Stepping up to the Hyundai's optional 3.8-liter V-6 introduces 348 horsepower and 295 lb-ft of torque, and both motors can be had with either a six-speed manual or six-speed automatic transmission. If you are looking for additional fun, then consider ordering the R-Spec trim level which is available with both engines and which installs a stiffer suspension, bigger brakes, and a limited-slip rear differential for maximum traction.
The 2014 Porsche Cayman provides perhaps the best balance between power, control, and price on the modern sports car market. The only compact coupe available with a mid-engine design, the Porsche Cayman remains stable under the harshest of driving circumstances, demonstrating a poise that outshines even the pricier Porsche 911 Carrera.
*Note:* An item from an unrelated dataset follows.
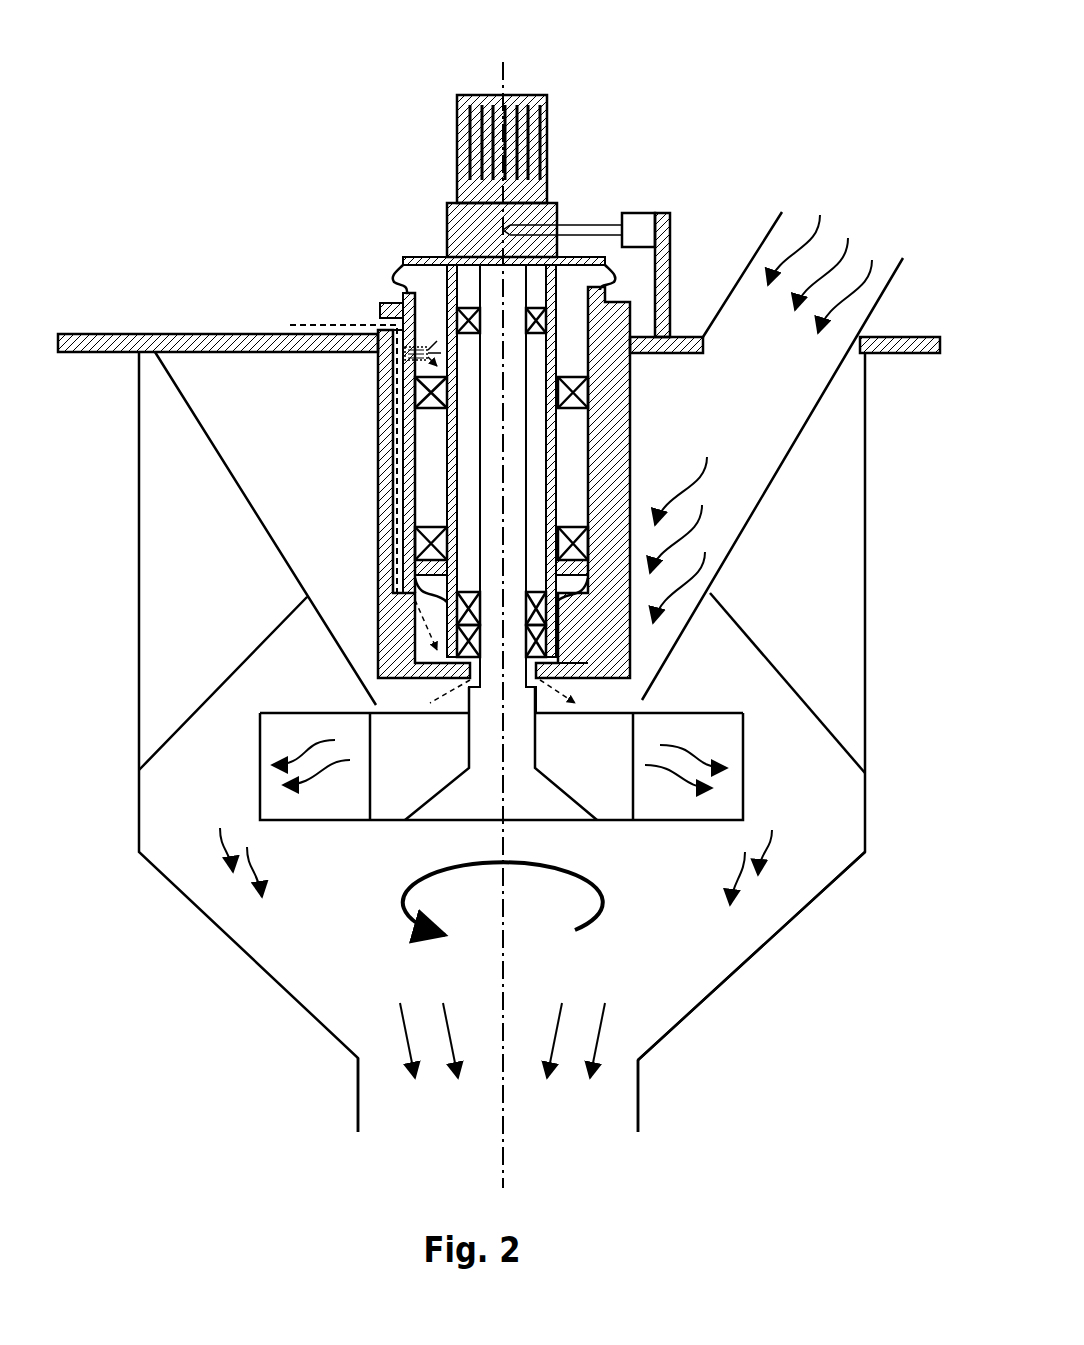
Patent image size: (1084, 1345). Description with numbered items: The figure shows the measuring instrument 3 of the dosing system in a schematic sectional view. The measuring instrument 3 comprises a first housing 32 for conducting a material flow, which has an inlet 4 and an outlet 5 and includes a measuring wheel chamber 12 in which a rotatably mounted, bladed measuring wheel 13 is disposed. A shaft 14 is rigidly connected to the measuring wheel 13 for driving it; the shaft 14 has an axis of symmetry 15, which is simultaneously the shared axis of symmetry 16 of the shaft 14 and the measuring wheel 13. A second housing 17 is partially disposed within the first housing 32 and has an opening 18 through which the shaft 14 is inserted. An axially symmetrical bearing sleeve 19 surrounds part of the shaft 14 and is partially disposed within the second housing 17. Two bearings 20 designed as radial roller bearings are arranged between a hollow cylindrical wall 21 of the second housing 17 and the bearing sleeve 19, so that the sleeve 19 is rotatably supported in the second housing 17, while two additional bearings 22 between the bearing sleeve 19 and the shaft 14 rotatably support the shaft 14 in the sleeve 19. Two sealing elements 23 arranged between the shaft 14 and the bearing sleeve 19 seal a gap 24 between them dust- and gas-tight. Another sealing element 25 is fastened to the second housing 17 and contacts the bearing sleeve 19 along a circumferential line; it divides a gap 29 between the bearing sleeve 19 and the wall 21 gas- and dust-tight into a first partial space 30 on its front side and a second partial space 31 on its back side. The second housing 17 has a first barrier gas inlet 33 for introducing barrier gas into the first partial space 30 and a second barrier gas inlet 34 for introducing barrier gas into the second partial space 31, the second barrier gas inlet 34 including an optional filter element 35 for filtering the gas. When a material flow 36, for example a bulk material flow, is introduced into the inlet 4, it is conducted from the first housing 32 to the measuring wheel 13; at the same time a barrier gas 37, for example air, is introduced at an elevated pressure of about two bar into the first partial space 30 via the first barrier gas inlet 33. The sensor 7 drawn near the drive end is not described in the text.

There are two flavors or Porsche Cayman on offer. The introductory model makes do with a 275 horsepower, 2.7-liter six-cylinder engine that also produces 213 lb-ft of torque, while the more robust Cayman S swaps in a 3.4-liter six-cylinder mill that pushes out 325 horsepower and 273 lb-ft of torque. A six-speed manual transmission remains available with each model, although many track stars prefer Porsche's optional seven-speed dual-clutch automated manual due to its lightning-fast shifts.
The 2014 Nissan 370Z is the priciest of our so-called 'blue plate special' sports cars, but it still represents good value for anyone seeking a reliable, and fun-to-drive automobile. The two-seat Nissan 370Z comes with unmistakable styling that calls to mind the original 70s-era 240Z with its long hood and short rear deck, but make no mistake - this is a thoroughly modern sports car, especially when ordered with the NISMO trim's beefed-up suspension, brakes, and aero equipment.
The Nissan 370Z is offered exclusively with a 3.7-liter V-6 under the hood, and this unit is good for a respectable 332 horsepower and 270 lb-ft of torque (350 horses and 276 lb-ft of twist for the NISMO model). A six-speed manual transmission with the option of automated rev-matching on downshifts is available across the board, while non-NISMO cars can also be equipped with a six-speed automatic.